Печальное заведение синьора Модзарелло

Операция началась. Полиция затаилась, когда импозантный инспектор постучал в дверь печального заведения синьора Модзарелло. Дверь отворилась. Служитель в черном фраке жестом пригласил инспектора войти, и через несколько мгновений Мэрфи уже стоял в элегантном фойе.

Небольшое помещение было обставлено скромно, но со вкусом. Ковер на полу приглушал шаги. Служители в черных костюмах двигались молча и неслышно.

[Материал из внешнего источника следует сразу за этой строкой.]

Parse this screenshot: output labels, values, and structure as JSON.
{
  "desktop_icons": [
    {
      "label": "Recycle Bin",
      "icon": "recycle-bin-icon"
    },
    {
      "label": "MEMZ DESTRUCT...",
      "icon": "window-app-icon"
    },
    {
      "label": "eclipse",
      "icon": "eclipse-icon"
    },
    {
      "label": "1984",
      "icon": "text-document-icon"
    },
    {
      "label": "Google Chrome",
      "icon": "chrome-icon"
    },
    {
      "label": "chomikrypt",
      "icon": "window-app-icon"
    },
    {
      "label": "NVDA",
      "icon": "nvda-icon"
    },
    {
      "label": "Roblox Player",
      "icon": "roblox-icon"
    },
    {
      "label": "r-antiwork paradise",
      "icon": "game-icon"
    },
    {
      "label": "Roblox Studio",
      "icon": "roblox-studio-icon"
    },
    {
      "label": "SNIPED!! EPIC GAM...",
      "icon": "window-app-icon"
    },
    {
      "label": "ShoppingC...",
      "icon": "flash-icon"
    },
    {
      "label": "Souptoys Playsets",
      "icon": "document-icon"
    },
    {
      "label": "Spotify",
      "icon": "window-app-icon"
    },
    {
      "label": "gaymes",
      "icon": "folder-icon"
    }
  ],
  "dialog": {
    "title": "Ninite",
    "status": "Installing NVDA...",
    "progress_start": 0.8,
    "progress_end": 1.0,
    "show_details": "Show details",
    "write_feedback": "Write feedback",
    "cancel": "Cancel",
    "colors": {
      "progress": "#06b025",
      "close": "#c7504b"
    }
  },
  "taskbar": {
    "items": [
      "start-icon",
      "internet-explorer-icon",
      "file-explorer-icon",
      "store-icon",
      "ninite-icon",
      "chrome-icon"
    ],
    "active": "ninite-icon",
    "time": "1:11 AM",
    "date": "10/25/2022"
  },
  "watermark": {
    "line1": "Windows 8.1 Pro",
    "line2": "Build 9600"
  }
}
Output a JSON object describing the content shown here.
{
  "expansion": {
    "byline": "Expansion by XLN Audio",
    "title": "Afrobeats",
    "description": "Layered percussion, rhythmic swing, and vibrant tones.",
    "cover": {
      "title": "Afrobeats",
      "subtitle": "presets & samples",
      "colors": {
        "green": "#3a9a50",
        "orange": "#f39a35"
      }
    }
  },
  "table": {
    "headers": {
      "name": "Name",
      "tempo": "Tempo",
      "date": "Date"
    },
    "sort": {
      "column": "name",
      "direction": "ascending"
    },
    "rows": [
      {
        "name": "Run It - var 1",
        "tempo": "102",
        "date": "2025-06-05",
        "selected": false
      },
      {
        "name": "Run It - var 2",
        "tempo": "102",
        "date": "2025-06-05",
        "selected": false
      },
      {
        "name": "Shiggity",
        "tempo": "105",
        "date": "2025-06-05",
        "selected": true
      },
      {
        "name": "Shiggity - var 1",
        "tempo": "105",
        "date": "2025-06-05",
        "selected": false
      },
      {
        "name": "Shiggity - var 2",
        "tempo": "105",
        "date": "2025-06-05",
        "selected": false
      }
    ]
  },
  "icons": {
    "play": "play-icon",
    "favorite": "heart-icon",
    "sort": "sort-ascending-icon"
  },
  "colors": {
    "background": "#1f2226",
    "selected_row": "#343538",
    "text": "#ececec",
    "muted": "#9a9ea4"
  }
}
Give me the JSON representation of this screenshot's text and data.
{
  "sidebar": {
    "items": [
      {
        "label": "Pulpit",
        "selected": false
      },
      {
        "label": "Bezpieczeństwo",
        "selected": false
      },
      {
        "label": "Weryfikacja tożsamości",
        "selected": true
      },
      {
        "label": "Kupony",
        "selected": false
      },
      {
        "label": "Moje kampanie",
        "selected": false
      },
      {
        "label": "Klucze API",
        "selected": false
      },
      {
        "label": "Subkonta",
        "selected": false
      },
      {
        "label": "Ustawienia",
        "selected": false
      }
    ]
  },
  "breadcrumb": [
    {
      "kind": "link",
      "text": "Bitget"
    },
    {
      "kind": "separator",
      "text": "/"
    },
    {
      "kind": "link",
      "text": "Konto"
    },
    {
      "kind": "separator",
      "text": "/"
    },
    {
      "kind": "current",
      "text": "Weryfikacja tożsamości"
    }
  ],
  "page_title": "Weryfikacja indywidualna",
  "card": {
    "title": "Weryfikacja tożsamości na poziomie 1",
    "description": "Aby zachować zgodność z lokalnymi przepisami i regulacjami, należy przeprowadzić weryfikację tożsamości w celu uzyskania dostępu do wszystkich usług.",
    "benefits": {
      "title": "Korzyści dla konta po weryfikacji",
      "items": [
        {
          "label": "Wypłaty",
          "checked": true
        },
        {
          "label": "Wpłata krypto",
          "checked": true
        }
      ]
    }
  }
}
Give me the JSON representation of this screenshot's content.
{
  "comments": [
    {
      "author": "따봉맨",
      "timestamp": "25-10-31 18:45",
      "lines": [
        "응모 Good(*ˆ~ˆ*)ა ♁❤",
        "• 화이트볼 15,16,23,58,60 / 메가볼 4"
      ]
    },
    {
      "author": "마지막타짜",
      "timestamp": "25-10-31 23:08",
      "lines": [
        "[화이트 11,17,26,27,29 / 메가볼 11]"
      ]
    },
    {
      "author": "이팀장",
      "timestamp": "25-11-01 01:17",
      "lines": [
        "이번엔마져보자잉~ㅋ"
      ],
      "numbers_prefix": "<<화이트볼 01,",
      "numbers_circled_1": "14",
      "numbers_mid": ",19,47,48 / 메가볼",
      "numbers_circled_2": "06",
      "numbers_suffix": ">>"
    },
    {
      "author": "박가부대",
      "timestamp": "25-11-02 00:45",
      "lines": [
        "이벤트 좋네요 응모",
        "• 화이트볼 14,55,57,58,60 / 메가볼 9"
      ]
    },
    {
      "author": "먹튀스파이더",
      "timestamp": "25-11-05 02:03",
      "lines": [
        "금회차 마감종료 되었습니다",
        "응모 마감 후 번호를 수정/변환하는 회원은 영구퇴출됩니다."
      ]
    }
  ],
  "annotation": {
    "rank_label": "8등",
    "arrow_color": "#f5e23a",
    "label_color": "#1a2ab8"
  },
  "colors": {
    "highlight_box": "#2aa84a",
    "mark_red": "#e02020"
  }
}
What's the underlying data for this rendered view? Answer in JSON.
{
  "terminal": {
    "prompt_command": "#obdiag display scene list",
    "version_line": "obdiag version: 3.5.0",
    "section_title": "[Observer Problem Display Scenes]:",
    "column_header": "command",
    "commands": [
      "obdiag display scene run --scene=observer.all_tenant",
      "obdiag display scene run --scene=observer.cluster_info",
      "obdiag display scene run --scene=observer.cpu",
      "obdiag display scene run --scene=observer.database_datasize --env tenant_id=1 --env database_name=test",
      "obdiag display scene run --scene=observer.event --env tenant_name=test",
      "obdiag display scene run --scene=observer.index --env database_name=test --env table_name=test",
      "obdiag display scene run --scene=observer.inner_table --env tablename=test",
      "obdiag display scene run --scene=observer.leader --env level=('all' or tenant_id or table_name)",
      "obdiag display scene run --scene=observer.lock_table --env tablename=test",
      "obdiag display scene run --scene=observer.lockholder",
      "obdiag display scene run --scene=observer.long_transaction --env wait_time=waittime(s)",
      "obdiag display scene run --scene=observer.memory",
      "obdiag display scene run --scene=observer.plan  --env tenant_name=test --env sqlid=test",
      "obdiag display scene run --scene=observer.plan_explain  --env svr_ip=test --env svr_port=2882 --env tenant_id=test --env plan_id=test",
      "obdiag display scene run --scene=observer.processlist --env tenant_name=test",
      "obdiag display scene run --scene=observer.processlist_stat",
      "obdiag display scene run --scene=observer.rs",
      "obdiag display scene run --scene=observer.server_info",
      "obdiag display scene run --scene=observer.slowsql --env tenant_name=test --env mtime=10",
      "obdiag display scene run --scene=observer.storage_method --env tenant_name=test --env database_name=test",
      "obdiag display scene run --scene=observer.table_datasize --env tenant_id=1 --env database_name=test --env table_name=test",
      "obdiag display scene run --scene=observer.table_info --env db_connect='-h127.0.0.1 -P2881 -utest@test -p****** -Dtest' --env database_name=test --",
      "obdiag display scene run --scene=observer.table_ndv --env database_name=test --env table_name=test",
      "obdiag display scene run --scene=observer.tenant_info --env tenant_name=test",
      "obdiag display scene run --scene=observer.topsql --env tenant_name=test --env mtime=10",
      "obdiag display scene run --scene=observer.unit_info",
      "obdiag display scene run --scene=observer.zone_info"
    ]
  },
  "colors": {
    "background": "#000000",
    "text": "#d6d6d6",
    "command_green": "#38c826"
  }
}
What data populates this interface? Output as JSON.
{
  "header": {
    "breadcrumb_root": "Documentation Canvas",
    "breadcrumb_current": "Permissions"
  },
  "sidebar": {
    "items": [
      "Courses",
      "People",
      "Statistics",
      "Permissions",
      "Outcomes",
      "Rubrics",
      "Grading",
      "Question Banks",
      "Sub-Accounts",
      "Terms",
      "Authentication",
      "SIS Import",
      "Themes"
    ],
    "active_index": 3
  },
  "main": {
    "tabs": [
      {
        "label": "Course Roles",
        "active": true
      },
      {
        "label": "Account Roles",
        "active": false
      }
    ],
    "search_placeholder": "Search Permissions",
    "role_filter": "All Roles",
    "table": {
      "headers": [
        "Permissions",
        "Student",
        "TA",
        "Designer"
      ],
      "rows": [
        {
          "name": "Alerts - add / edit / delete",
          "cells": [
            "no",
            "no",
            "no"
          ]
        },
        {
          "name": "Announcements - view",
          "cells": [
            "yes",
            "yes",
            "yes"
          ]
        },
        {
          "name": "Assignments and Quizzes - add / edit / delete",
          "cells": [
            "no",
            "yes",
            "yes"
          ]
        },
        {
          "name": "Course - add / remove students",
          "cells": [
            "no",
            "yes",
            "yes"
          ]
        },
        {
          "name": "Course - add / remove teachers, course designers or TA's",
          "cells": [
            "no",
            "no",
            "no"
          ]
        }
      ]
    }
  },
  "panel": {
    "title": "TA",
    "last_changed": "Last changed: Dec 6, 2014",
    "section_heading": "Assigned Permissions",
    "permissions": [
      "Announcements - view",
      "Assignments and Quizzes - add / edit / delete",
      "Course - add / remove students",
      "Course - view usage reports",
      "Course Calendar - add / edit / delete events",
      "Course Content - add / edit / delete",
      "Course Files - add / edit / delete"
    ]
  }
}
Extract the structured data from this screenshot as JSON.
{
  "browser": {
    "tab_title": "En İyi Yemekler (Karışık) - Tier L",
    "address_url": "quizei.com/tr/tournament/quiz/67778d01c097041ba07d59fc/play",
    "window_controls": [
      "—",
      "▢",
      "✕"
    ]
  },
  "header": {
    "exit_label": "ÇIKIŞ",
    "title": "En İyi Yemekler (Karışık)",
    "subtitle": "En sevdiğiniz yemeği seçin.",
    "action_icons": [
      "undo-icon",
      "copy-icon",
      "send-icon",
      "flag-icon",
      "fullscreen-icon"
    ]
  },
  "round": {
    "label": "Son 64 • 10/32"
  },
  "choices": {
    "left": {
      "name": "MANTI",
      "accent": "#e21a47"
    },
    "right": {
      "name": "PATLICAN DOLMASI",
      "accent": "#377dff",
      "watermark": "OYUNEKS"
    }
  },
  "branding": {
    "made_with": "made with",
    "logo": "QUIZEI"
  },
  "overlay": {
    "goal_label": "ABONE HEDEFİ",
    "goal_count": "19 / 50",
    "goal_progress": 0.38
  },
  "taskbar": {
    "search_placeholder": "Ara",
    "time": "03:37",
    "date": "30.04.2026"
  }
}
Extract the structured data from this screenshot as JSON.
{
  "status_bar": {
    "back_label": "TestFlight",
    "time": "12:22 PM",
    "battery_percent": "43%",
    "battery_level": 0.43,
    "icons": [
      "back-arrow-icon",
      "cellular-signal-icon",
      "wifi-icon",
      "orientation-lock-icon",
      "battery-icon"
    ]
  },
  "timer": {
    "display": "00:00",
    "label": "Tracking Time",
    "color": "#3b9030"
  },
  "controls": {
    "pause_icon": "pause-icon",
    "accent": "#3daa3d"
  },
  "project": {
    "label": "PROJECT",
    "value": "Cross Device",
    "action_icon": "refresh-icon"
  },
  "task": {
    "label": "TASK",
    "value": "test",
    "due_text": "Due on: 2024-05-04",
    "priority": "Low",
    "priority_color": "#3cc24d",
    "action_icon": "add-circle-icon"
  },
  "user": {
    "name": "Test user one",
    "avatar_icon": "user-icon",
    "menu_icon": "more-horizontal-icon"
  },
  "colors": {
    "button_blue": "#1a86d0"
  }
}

В обстановке заведения преобладали тона печально-умеренные.

У входа в часовню расположился небольшой орган, и траурная мелодия, извлекаемая из него старым органистом, наполняла помещение, заставляя присутствующих думать о бренности всего сущего… Скромные цветы, траурные ленты. Все чинно и благородно, так что, не будь у инспектора такого опыта общения с подобной публикой, он мог бы подумать, что Чарли заставил его пойти по ложному следу.

Навстречу Мэрфи поднялся невысокий полный господин с лысиной.

— Добрый вечер, сэр. Я — мистер Модзарелло. Чем могу служить?

— У меня умерла бабушка, — спокойно глядя на Модзарелло, поведал о своем горе инспектор.

На лице синьора Модзарелло появилось дежурное выражение сочувствия и глубокой скорби.

— Если не ошибаюсь, сэр, вы еще не прибегали к услугам нашей фирмы? — Синьор Модзарелло славился на весь Чикаго феноменальной памятью на лица. Говорили, что он помнит всех, кто когда-либо переступал порог его заведения.

— Обстоятельства не позволяли, — вздохнул инспектор. Обстановка настраивала на траурный лад.

— Добро пожаловать, сэр! — Модзарелло учтиво поклонился.

— Где же происходит отпевание моей бабушки? — нетерпеливо продолжал инспектор, чувствуя, что печальные звуки траурного марша начинают действовать ему на нервы.

Модзарелло сделал знак одному из служащих.

— Проводи джентльмена в часовню. Место номер три.

— Слушаюсь, мистер Модзарелло, — парень едва не прищелкнул каблуками.

Органист, не прерывая игры, меланхолически нажал на какую-то кнопку, скрытую в стене. Дверь в часовню отворилась, и инспектор не поверил своим глазам.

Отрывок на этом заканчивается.